A galvanometer of resistance `50 Omega ` is connected to a battery of `3 V` along with resistance of `2950 Omega` in series. A full scale deflection of 30 divisions is obtained in the galvanometer. In order to reduce this deflection to 20 division the above series resistance should be

To solve the problem, we need to determine the new series resistance required to reduce the galvanometer deflection from 30 divisions to 20 divisions. Here’s a step-by-step solution: ### Step 1: Understand the Initial Setup We have a galvanometer with a resistance \( G = 50 \, \Omega \) connected in series with a resistance \( R = 2950 \, \Omega \) and a battery of voltage \( V = 3 \, V \). ### Step 2: Calculate the Current for Full Scale Deflection The current \( I_1 \) that produces full-scale deflection (30 divisions) can be calculated using Ohm's law: \[ I_1 = \frac{V}{R + G} \] Substituting the values: \[ I_1 = \frac{3}{2950 + 50} = \frac{3}{3000} = 0.001 \, A \, (or \, 1 \, mA) \] ### Step 3: Set Up the Equation for Reduced Deflection To achieve a deflection of 20 divisions, we denote the new series resistance as \( R' \).

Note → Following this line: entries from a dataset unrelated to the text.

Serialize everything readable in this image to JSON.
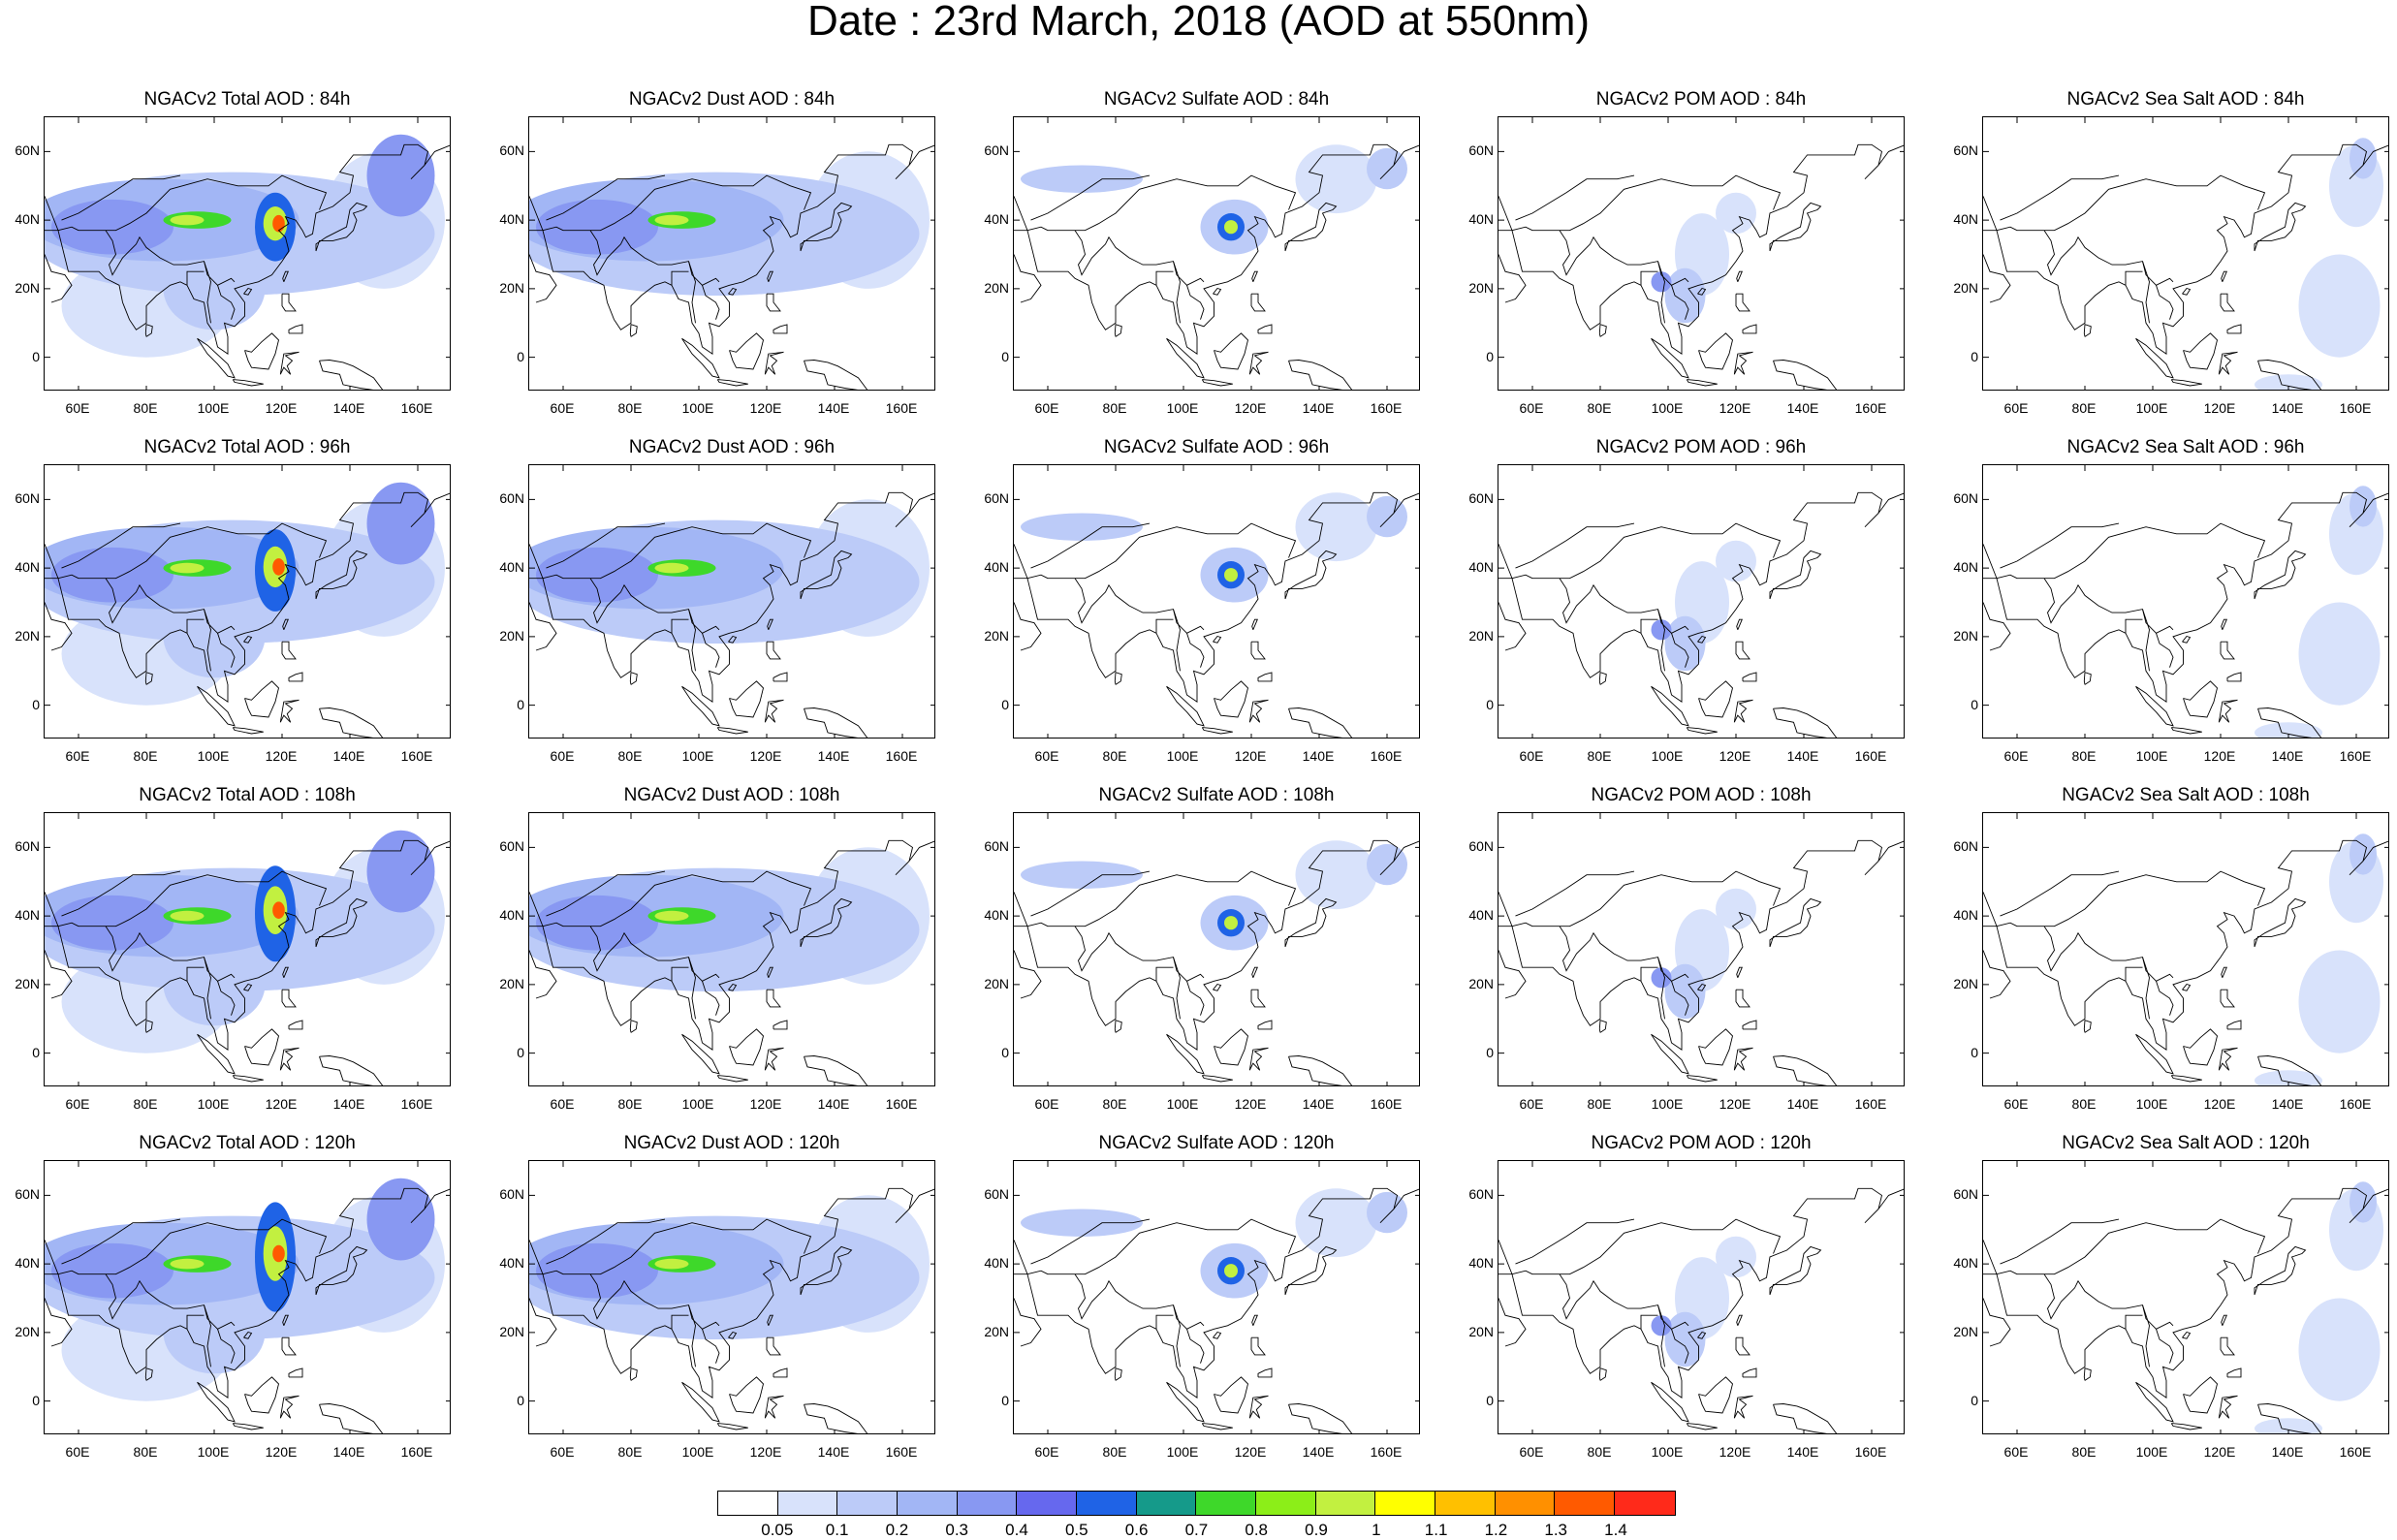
{
  "title": "Date : 23rd March, 2018 (AOD at 550nm)",
  "map": {
    "lon_range": [
      50,
      170
    ],
    "lat_range": [
      -10,
      70
    ],
    "lon_ticks": [
      "60E",
      "80E",
      "100E",
      "120E",
      "140E",
      "160E"
    ],
    "lat_ticks": [
      "60N",
      "40N",
      "20N",
      "0"
    ],
    "land_outline_color": "#000000",
    "ocean_color": "#ffffff"
  },
  "panels": [
    {
      "title": "NGACv2 Total AOD : 84h",
      "species": "total",
      "hour": 84
    },
    {
      "title": "NGACv2 Dust AOD : 84h",
      "species": "dust",
      "hour": 84
    },
    {
      "title": "NGACv2 Sulfate AOD : 84h",
      "species": "sulfate",
      "hour": 84
    },
    {
      "title": "NGACv2 POM AOD : 84h",
      "species": "pom",
      "hour": 84
    },
    {
      "title": "NGACv2 Sea Salt AOD : 84h",
      "species": "seasalt",
      "hour": 84
    },
    {
      "title": "NGACv2 Total AOD : 96h",
      "species": "total",
      "hour": 96
    },
    {
      "title": "NGACv2 Dust AOD : 96h",
      "species": "dust",
      "hour": 96
    },
    {
      "title": "NGACv2 Sulfate AOD : 96h",
      "species": "sulfate",
      "hour": 96
    },
    {
      "title": "NGACv2 POM AOD : 96h",
      "species": "pom",
      "hour": 96
    },
    {
      "title": "NGACv2 Sea Salt AOD : 96h",
      "species": "seasalt",
      "hour": 96
    },
    {
      "title": "NGACv2 Total AOD : 108h",
      "species": "total",
      "hour": 108
    },
    {
      "title": "NGACv2 Dust AOD : 108h",
      "species": "dust",
      "hour": 108
    },
    {
      "title": "NGACv2 Sulfate AOD : 108h",
      "species": "sulfate",
      "hour": 108
    },
    {
      "title": "NGACv2 POM AOD : 108h",
      "species": "pom",
      "hour": 108
    },
    {
      "title": "NGACv2 Sea Salt AOD : 108h",
      "species": "seasalt",
      "hour": 108
    },
    {
      "title": "NGACv2 Total AOD : 120h",
      "species": "total",
      "hour": 120
    },
    {
      "title": "NGACv2 Dust AOD : 120h",
      "species": "dust",
      "hour": 120
    },
    {
      "title": "NGACv2 Sulfate AOD : 120h",
      "species": "sulfate",
      "hour": 120
    },
    {
      "title": "NGACv2 POM AOD : 120h",
      "species": "pom",
      "hour": 120
    },
    {
      "title": "NGACv2 Sea Salt  AOD : 120h",
      "species": "seasalt",
      "hour": 120
    }
  ],
  "colorbar": {
    "levels": [
      "0.05",
      "0.1",
      "0.2",
      "0.3",
      "0.4",
      "0.5",
      "0.6",
      "0.7",
      "0.8",
      "0.9",
      "1",
      "1.1",
      "1.2",
      "1.3",
      "1.4"
    ],
    "colors": [
      "#ffffff",
      "#d8e2fb",
      "#bccbf8",
      "#a2b6f5",
      "#8898f2",
      "#6668ee",
      "#1f63e6",
      "#159a8a",
      "#3ed82a",
      "#8cee18",
      "#c2f040",
      "#ffff00",
      "#ffc000",
      "#ff9000",
      "#ff5a00",
      "#ff2a1a"
    ]
  }
}
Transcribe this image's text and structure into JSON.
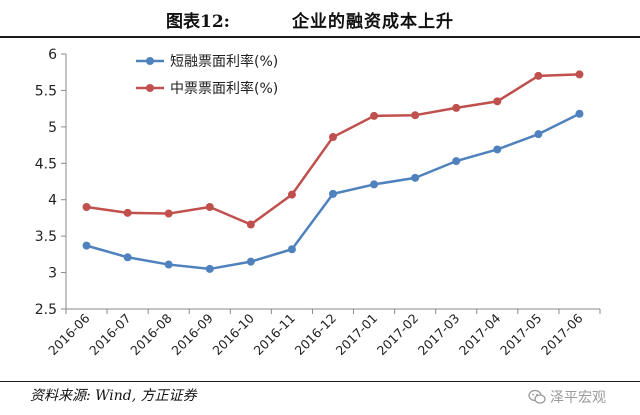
{
  "header": {
    "label": "图表12:",
    "title": "企业的融资成本上升"
  },
  "footer": {
    "source": "资料来源: Wind, 方正证券"
  },
  "watermark": {
    "text": "泽平宏观",
    "icon": "wechat-icon"
  },
  "chart_data": {
    "type": "line",
    "title": "",
    "xlabel": "",
    "ylabel": "",
    "categories": [
      "2016-06",
      "2016-07",
      "2016-08",
      "2016-09",
      "2016-10",
      "2016-11",
      "2016-12",
      "2017-01",
      "2017-02",
      "2017-03",
      "2017-04",
      "2017-05",
      "2017-06"
    ],
    "ylim": [
      2.5,
      6
    ],
    "yticks": [
      "2.5",
      "3",
      "3.5",
      "4",
      "4.5",
      "5",
      "5.5",
      "6"
    ],
    "legend_position": "top-left",
    "grid": false,
    "series": [
      {
        "name": "短融票面利率(%)",
        "color": "#4f81bd",
        "values": [
          3.37,
          3.21,
          3.11,
          3.05,
          3.15,
          3.32,
          4.08,
          4.21,
          4.3,
          4.53,
          4.69,
          4.9,
          5.18
        ]
      },
      {
        "name": "中票票面利率(%)",
        "color": "#c0504d",
        "values": [
          3.9,
          3.82,
          3.81,
          3.9,
          3.66,
          4.07,
          4.86,
          5.15,
          5.16,
          5.26,
          5.35,
          5.7,
          5.72
        ]
      }
    ]
  }
}
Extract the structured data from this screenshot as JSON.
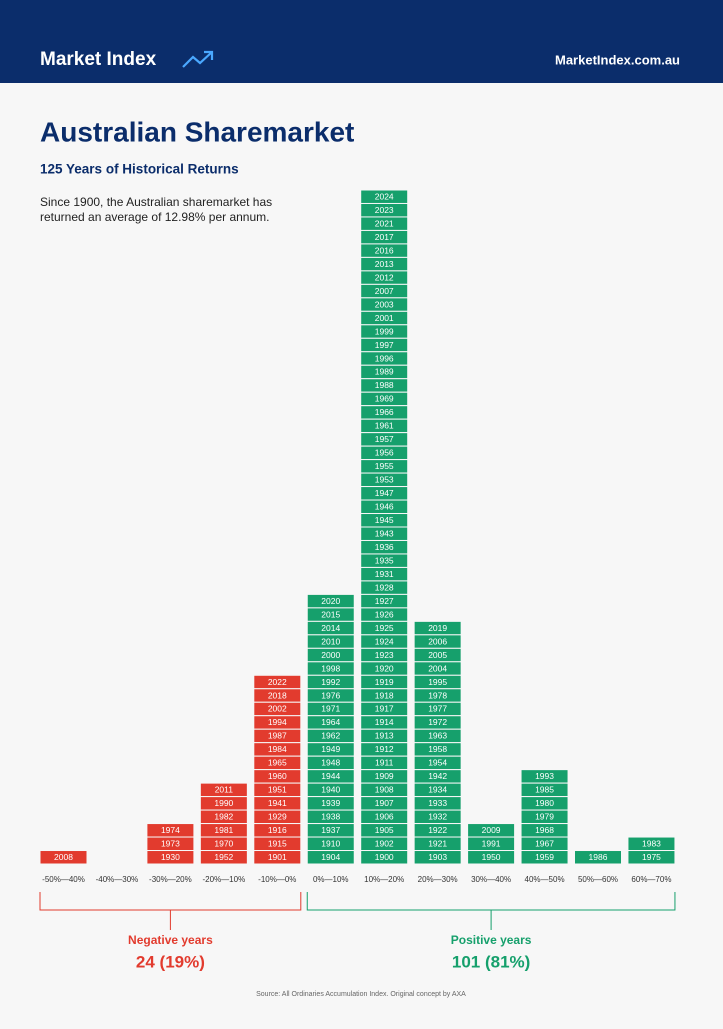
{
  "header": {
    "brand": "Market Index",
    "site": "MarketIndex.com.au"
  },
  "chart_data": {
    "type": "year-stack",
    "title": "Australian Sharemarket",
    "subtitle": "125 Years of Historical Returns",
    "description": [
      "Since 1900, the Australian sharemarket has",
      "returned an average of 12.98% per annum."
    ],
    "categories": [
      "-50%—40%",
      "-40%—30%",
      "-30%—20%",
      "-20%—10%",
      "-10%—0%",
      "0%—10%",
      "10%—20%",
      "20%—30%",
      "30%—40%",
      "40%—50%",
      "50%—60%",
      "60%—70%"
    ],
    "colors": [
      "#e23b2e",
      "#e23b2e",
      "#e23b2e",
      "#e23b2e",
      "#e23b2e",
      "#16a06c",
      "#16a06c",
      "#16a06c",
      "#16a06c",
      "#16a06c",
      "#16a06c",
      "#16a06c"
    ],
    "years": [
      [
        "2008"
      ],
      [],
      [
        "1974",
        "1973",
        "1930"
      ],
      [
        "2011",
        "1990",
        "1982",
        "1981",
        "1970",
        "1952"
      ],
      [
        "2022",
        "2018",
        "2002",
        "1994",
        "1987",
        "1984",
        "1965",
        "1960",
        "1951",
        "1941",
        "1929",
        "1916",
        "1915",
        "1901"
      ],
      [
        "2020",
        "2015",
        "2014",
        "2010",
        "2000",
        "1998",
        "1992",
        "1976",
        "1971",
        "1964",
        "1962",
        "1949",
        "1948",
        "1944",
        "1940",
        "1939",
        "1938",
        "1937",
        "1910",
        "1904"
      ],
      [
        "2024",
        "2023",
        "2021",
        "2017",
        "2016",
        "2013",
        "2012",
        "2007",
        "2003",
        "2001",
        "1999",
        "1997",
        "1996",
        "1989",
        "1988",
        "1969",
        "1966",
        "1961",
        "1957",
        "1956",
        "1955",
        "1953",
        "1947",
        "1946",
        "1945",
        "1943",
        "1936",
        "1935",
        "1931",
        "1928",
        "1927",
        "1926",
        "1925",
        "1924",
        "1923",
        "1920",
        "1919",
        "1918",
        "1917",
        "1914",
        "1913",
        "1912",
        "1911",
        "1909",
        "1908",
        "1907",
        "1906",
        "1905",
        "1902",
        "1900"
      ],
      [
        "2019",
        "2006",
        "2005",
        "2004",
        "1995",
        "1978",
        "1977",
        "1972",
        "1963",
        "1958",
        "1954",
        "1942",
        "1934",
        "1933",
        "1932",
        "1922",
        "1921",
        "1903"
      ],
      [
        "2009",
        "1991",
        "1950"
      ],
      [
        "1993",
        "1985",
        "1980",
        "1979",
        "1968",
        "1967",
        "1959"
      ],
      [
        "1986"
      ],
      [
        "1983",
        "1975"
      ]
    ],
    "groups": [
      {
        "label": "Negative years",
        "summary": "24 (19%)",
        "color": "#e23b2e",
        "from": 0,
        "to": 4
      },
      {
        "label": "Positive years",
        "summary": "101 (81%)",
        "color": "#16a06c",
        "from": 5,
        "to": 11
      }
    ],
    "source": "Source: All Ordinaries Accumulation Index. Original concept by AXA"
  }
}
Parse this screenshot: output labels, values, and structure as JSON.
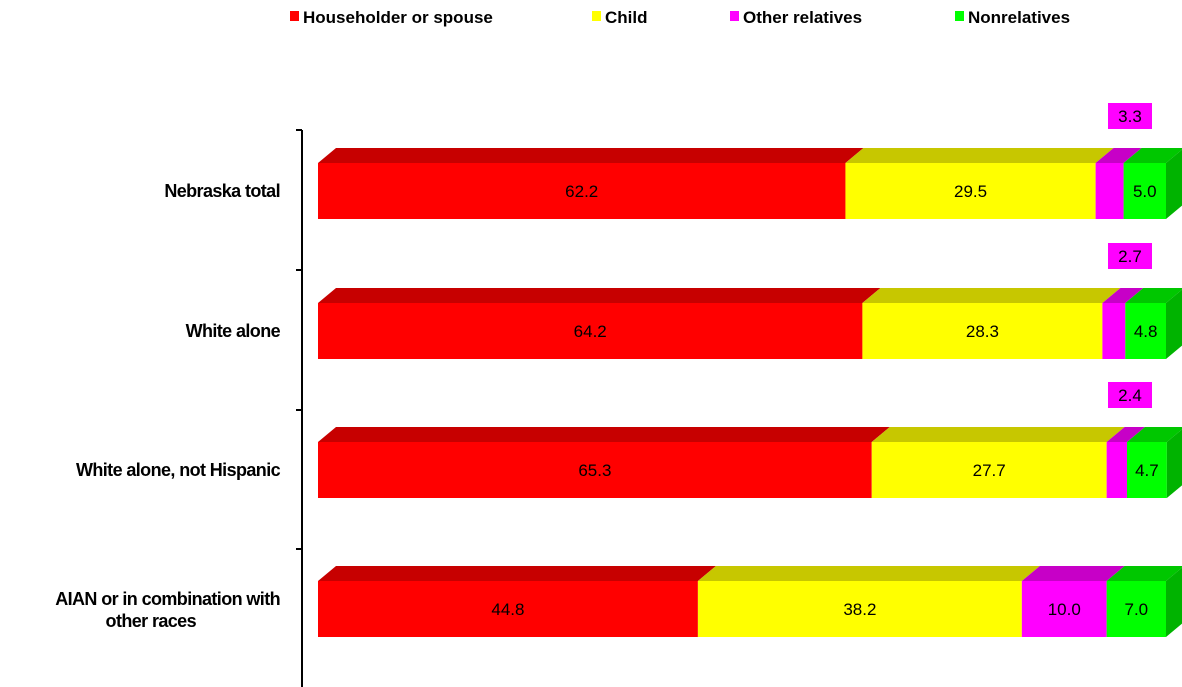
{
  "chart_data": {
    "type": "bar",
    "orientation": "horizontal",
    "stacked": "100%",
    "categories": [
      "Nebraska total",
      "White alone",
      "White alone, not Hispanic",
      "AIAN or in combination with other races"
    ],
    "series": [
      {
        "name": "Householder or spouse",
        "values": [
          62.2,
          64.2,
          65.3,
          44.8
        ],
        "color": "#ff0000"
      },
      {
        "name": "Child",
        "values": [
          29.5,
          28.3,
          27.7,
          38.2
        ],
        "color": "#ffff00"
      },
      {
        "name": "Other relatives",
        "values": [
          3.3,
          2.7,
          2.4,
          10.0
        ],
        "color": "#ff00ff"
      },
      {
        "name": "Nonrelatives",
        "values": [
          5.0,
          4.8,
          4.7,
          7.0
        ],
        "color": "#00ff00"
      }
    ],
    "legend_position": "top",
    "xlim": [
      0,
      100
    ],
    "grid": false
  }
}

The current \( I_2 \) for this deflection can be expressed as: \[ I_2 = \frac{V}{R' + G} \] Since the deflection is proportional to the current, we can set up the ratio: \[ \frac{I_2}{I_1} = \frac{20}{30} = \frac{2}{3} \] ### Step 4: Relate \( I_2 \) and \( I_1 \) From the above ratio, we can express \( I_2 \): \[ I_2 = \frac{2}{3} I_1 = \frac{2}{3} \times 0.001 = \frac{2}{3000} \, A \] ### Step 5: Substitute \( I_2 \) into the Current Equation Now substituting \( I_2 \) into the equation: \[ \frac{2}{3000} = \frac{3}{R' + 50} \] ### Step 6: Cross-Multiply and Solve for \( R' \) Cross-multiplying gives: \[ 2(R' + 50) = 3 \times 3000 \] \[ 2R' + 100 = 9000 \] \[ 2R' = 9000 - 100 = 8900 \] \[ R' = \frac{8900}{2} = 4450 \, \Omega \] ### Step 7: Conclusion The new series resistance \( R' \) required to reduce the deflection to 20 divisions is \( 4450 \, \Omega \).